The Mystery of Tally-Ho Cottage
- 1975 edition
- Author: Enid Blyton
- Illustrator: Treyer Evans
- Language: English
- Series: The Five Find-Outers
- Genre: Children's novel
- Publisher: Methuen
- Publication date: 1954
- Publication place: United Kingdom
- Preceded by: The Mystery of Holly Lane
- Followed by: The Mystery of the Missing Man

= The Mystery of Tally-Ho Cottage =

Novel by Enid Blyton

The Mystery of Tally-Ho Cottage is a 1954 children's mystery novel written by Enid Blyton and illustrated by Treyer Evans. It is the twelfth book in the Five Find-Outers series.

==Plot==
The mystery begins when the newspapers report that a valuable picture has been stolen from an art gallery. The police know the identity of the thieves—the Lorenzos of Tally-Ho Cottage. The Lorenzos eluded capture, but had to leave their poodle, Poppet, at the cottage. They had engaged an elderly couple, the Larkins, to take care of it, but they had wanted to take their poodle with them.

Ern, who was living near Tally-Ho Cottage, kept a watch on the grounds to see when the Lorenzos would return. He heard noises in the night but slept through, informing the Find-Outers about the noises in the morning, which he thought were like an airplane, car or motorboat. Upon investigation, the Find-Outers find that the Lorenzos did indeed arrive in a motorboat and that the Larkins left when they arrived and the Lorenzos disguised themselves as the Larkins. The Lorenzos are arrested and the stolen artwork is found stitched inside Poppet the poodle's rug.

==Characters==

- Fatty (Frederick) – The chief of the Five Find-Outers
- Daisy – A member of the Five Find-Outers
- Bets – The youngest member of the Five Find-Outers
- Larry – The former chief of the Five Find-Outers
- Pip – A member of the Five Find-Outers
- Buster – A dog owned by Fatty.
- Mr. Goon – The local Peterswood policeman.
- Superintendent Jenks – A friend of the Five Find-Outers
- Mr Lorenzo - One of the culprits
- Mrs Lorenzo - One of the culprits
- Mr Larkins - The Housekeeper
- Mrs Larkins - The Housekeeper's Wife
- Poppet - The dog of The Lorenzos
- PC Johns - A Constable With Mr Goon

==Critical reception==
A. P. L. of the Shipley Times and Express praised the book, writing, "Besides mystery, there is a strong and continuous element of fun in the story contributed largely by the steadily plodding Ern and the irrepressible Fatty. A healthy and enjoyable story." The Morpeth Herald said, "Two runaways, a stolen picture, a little white poodle, and the Five Find-Outers and Dog on the job; these are the ingredients of this splendid yarn. In addition to a first-class mystery, there is also plenty of fun and hilarity." Writing for Enid Blyton Society, Robert Houghton called the book a "fine tale, involving a stolen painting and its whereabouts".
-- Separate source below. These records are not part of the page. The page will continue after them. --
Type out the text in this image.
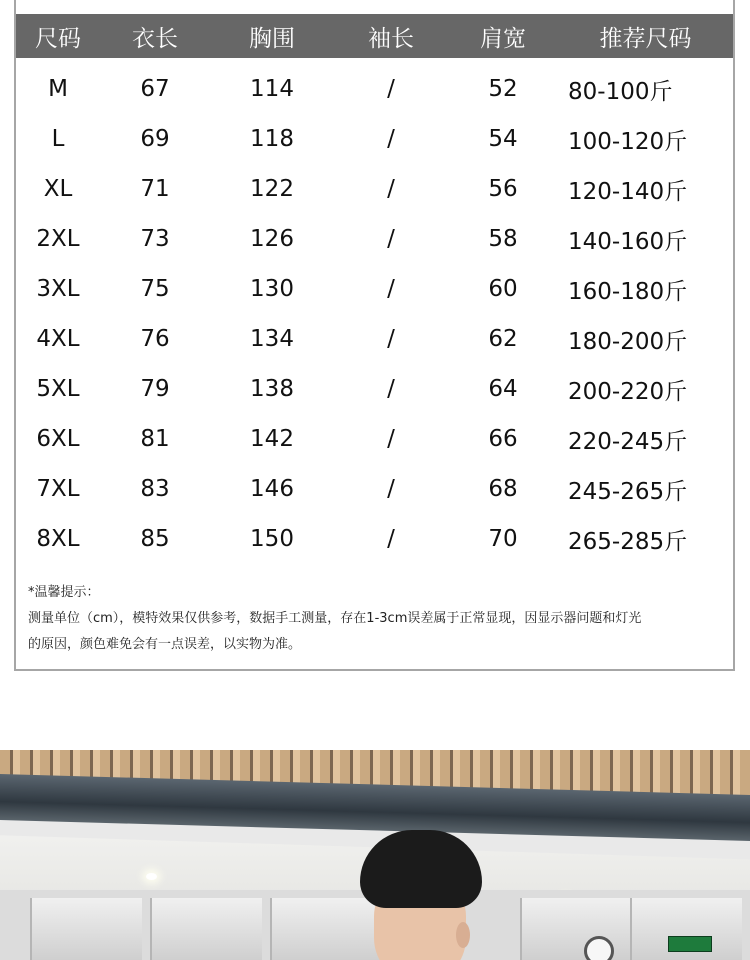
尺码	衣长	胸围	袖长	肩宽	推荐尺码
M	67	114	/	52	80-100斤
L	69	118	/	54	100-120斤
XL	71	122	/	56	120-140斤
2XL	73	126	/	58	140-160斤
3XL	75	130	/	60	160-180斤
4XL	76	134	/	62	180-200斤
5XL	79	138	/	64	200-220斤
6XL	81	142	/	66	220-245斤
7XL	83	146	/	68	245-265斤
8XL	85	150	/	70	265-285斤
*温馨提示：
测量单位（cm），模特效果仅供参考，数据手工测量，存在1-3cm误差属于正常显现，因显示器问题和灯光
的原因，颜色难免会有一点误差，以实物为准。
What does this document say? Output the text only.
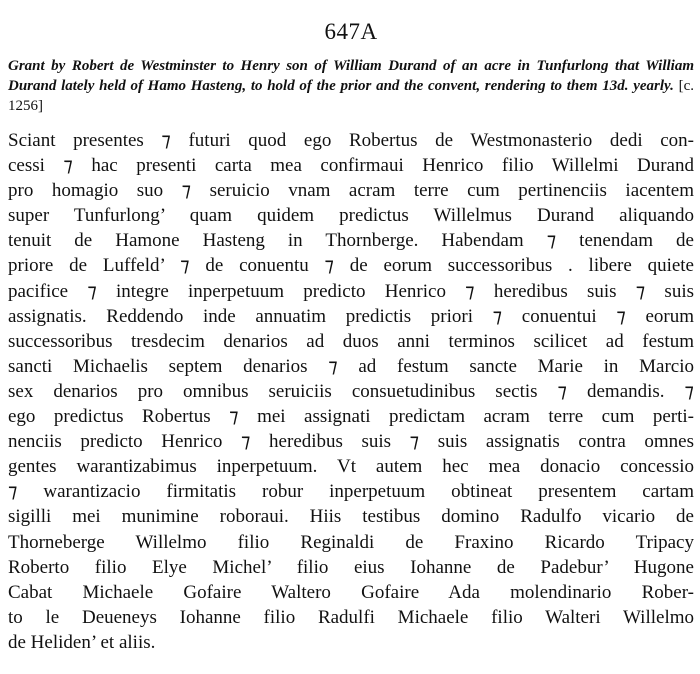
647A

Grant by Robert de Westminster to Henry son of William Durand of an acre in Tunfurlong that William Durand lately held of Hamo Hasteng, to hold of the prior and the convent, rendering to them 13d. yearly. [c. 1256]

Sciant presentes ⁊ futuri quod ego Robertus de Westmonasterio dedi con-
cessi ⁊ hac presenti carta mea confirmaui Henrico filio Willelmi Durand
pro homagio suo ⁊ seruicio vnam acram terre cum pertinenciis iacentem
super Tunfurlong’ quam quidem predictus Willelmus Durand aliquando
tenuit de Hamone Hasteng in Thornberge. Habendam ⁊ tenendam de
priore de Luffeld’ ⁊ de conuentu ⁊ de eorum successoribus . libere quiete
pacifice ⁊ integre inperpetuum predicto Henrico ⁊ heredibus suis ⁊ suis
assignatis. Reddendo inde annuatim predictis priori ⁊ conuentui ⁊ eorum
successoribus tresdecim denarios ad duos anni terminos scilicet ad festum
sancti Michaelis septem denarios ⁊ ad festum sancte Marie in Marcio
sex denarios pro omnibus seruiciis consuetudinibus sectis ⁊ demandis. ⁊
ego predictus Robertus ⁊ mei assignati predictam acram terre cum perti-
nenciis predicto Henrico ⁊ heredibus suis ⁊ suis assignatis contra omnes
gentes warantizabimus inperpetuum. Vt autem hec mea donacio concessio
⁊ warantizacio firmitatis robur inperpetuum obtineat presentem cartam
sigilli mei munimine roboraui. Hiis testibus domino Radulfo vicario de
Thorneberge Willelmo filio Reginaldi de Fraxino Ricardo Tripacy
Roberto filio Elye Michel’ filio eius Iohanne de Padebur’ Hugone
Cabat Michaele Gofaire Waltero Gofaire Ada molendinario Rober-
to le Deueneys Iohanne filio Radulfi Michaele filio Walteri Willelmo
de Heliden’ et aliis.
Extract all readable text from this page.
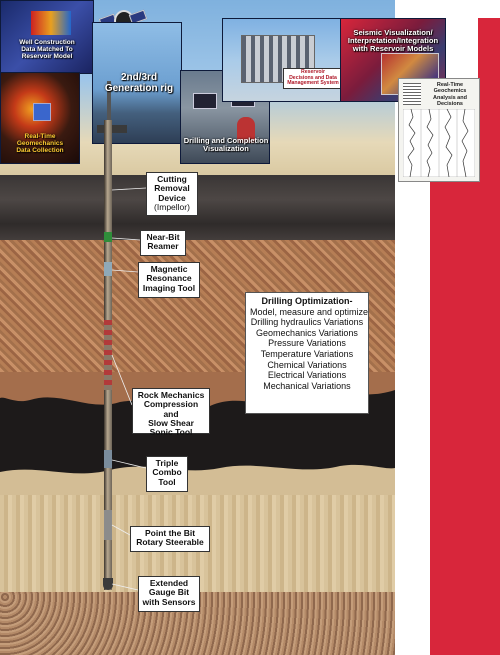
Well Construction
Data Matched To
Reservoir Model
Real-Time
Geomechanics
Data Collection
2nd/3rd
Generation rig
Drilling and Completion
Visualization
Reservoir
Decisions and Data
Management System
Seismic Visualization/
Interpretation/Integration
with Reservoir Models
Real-Time
Geochemics
Analysis and Decisions
Cutting
Removal
Device
(Impellor)
Near-Bit
Reamer
Magnetic
Resonance
Imaging Tool
Rock Mechanics
Compression and
Slow Shear
Sonic Tool
Triple
Combo
Tool
Point the Bit
Rotary Steerable
Extended
Gauge Bit
with Sensors
Drilling Optimization-
Model, measure and optimize
Drilling hydraulics Variations
Geomechanics Variations
Pressure Variations
Temperature Variations
Chemical Variations
Electrical Variations
Mechanical Variations
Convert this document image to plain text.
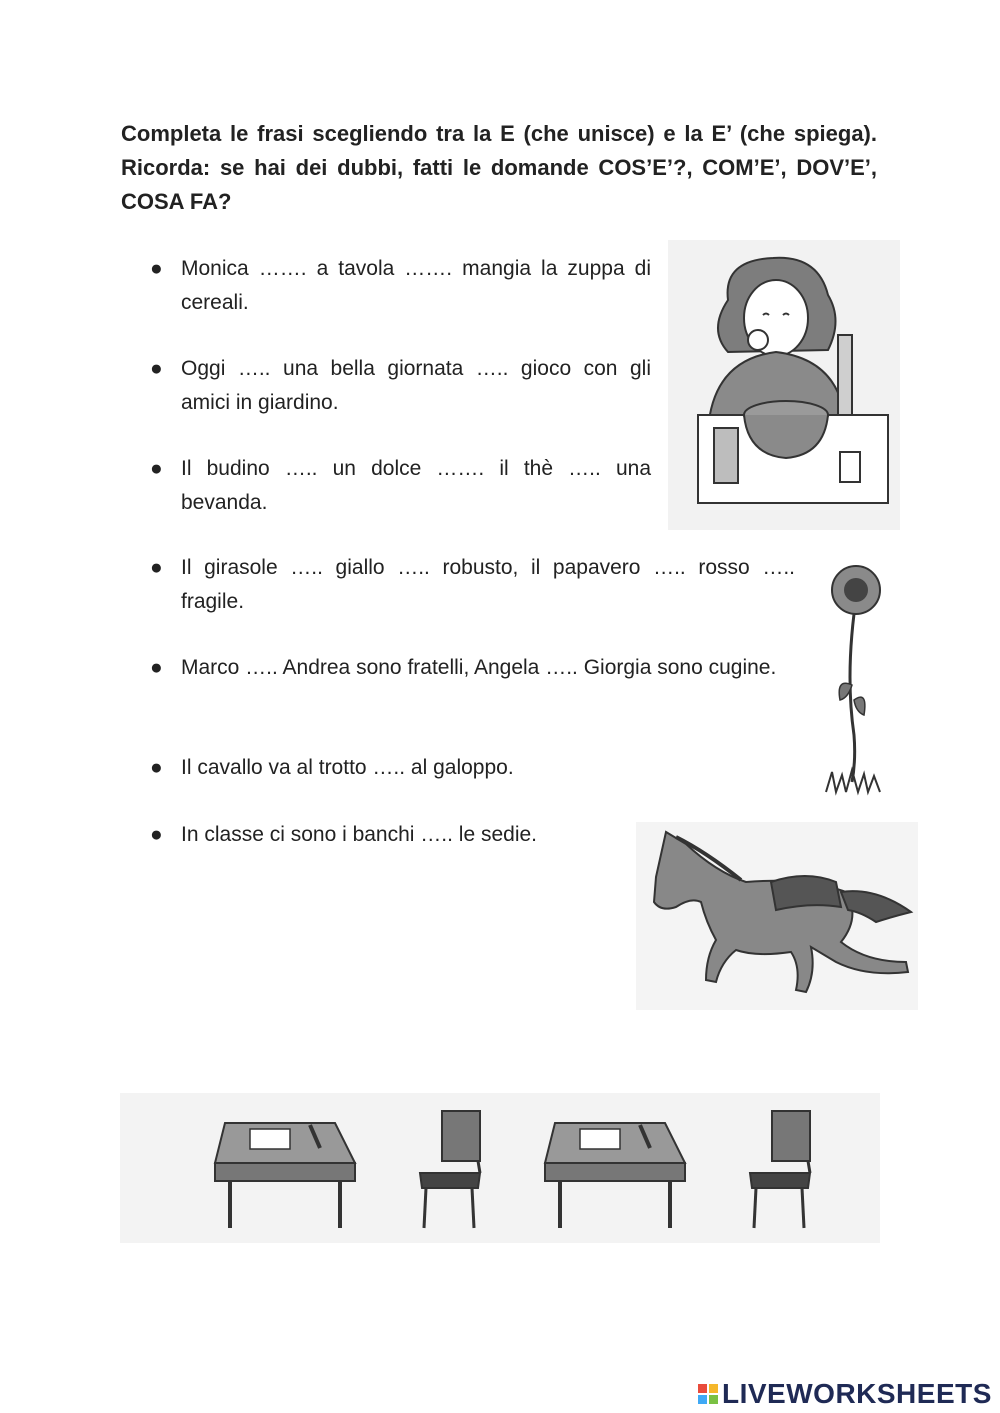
Completa le frasi scegliendo tra la E (che unisce) e la E’ (che spiega). Ricorda: se hai dei dubbi, fatti le domande COS’E’?, COM’E’, DOV’E’, COSA FA?
● Monica ……. a tavola ……. mangia la zuppa di cereali.
● Oggi ….. una bella giornata ….. gioco con gli amici in giardino.
● Il budino ….. un dolce ……. il thè ….. una bevanda.
● Il girasole ….. giallo ….. robusto, il papavero ….. rosso ….. fragile.
● Marco ….. Andrea sono fratelli, Angela ….. Giorgia sono cugine.
● Il cavallo va al trotto ….. al galoppo.
● In classe ci sono i banchi ….. le sedie.
LIVEWORKSHEETS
Greg Sheridan of The Australian said that a "distinct joy of literature" is when the reader surprisingly recognises themselves in a character. As an eight- or nine-year-old child, he was going over The Mystery of Tally-Ho Cottage and found himself in the boy Frederick Algernon Trotterville (FAT) who gets nicknamed Fatty. Fatty is arrogant and overweight, gluttonous and loquacious, so the other children initially disapprove of him. Sheridan wrote, "Even as a child, my natural shape resembled a potato. The idea that a smart-talking fatty could be a hero was terrifically appealing, perhaps the basis of the rest of my life." He continued, "Body-shaming, hate speech, stereotyping – every offence a children’s book could commit. And yet it’s also marvellously plotted and absorbing to read even today."

==Legacy==
The book's original manuscript was put up for auction by Hartleys Auctioneers in Ilkley in September 2010 and had an estimated value of between £300 and £500. It had been in Blyton's daughter Gillian Baverstock's estate. The manuscript included Blyton's handwritten statement that she typed her stories "straight out of my head" rather than penning them via hand.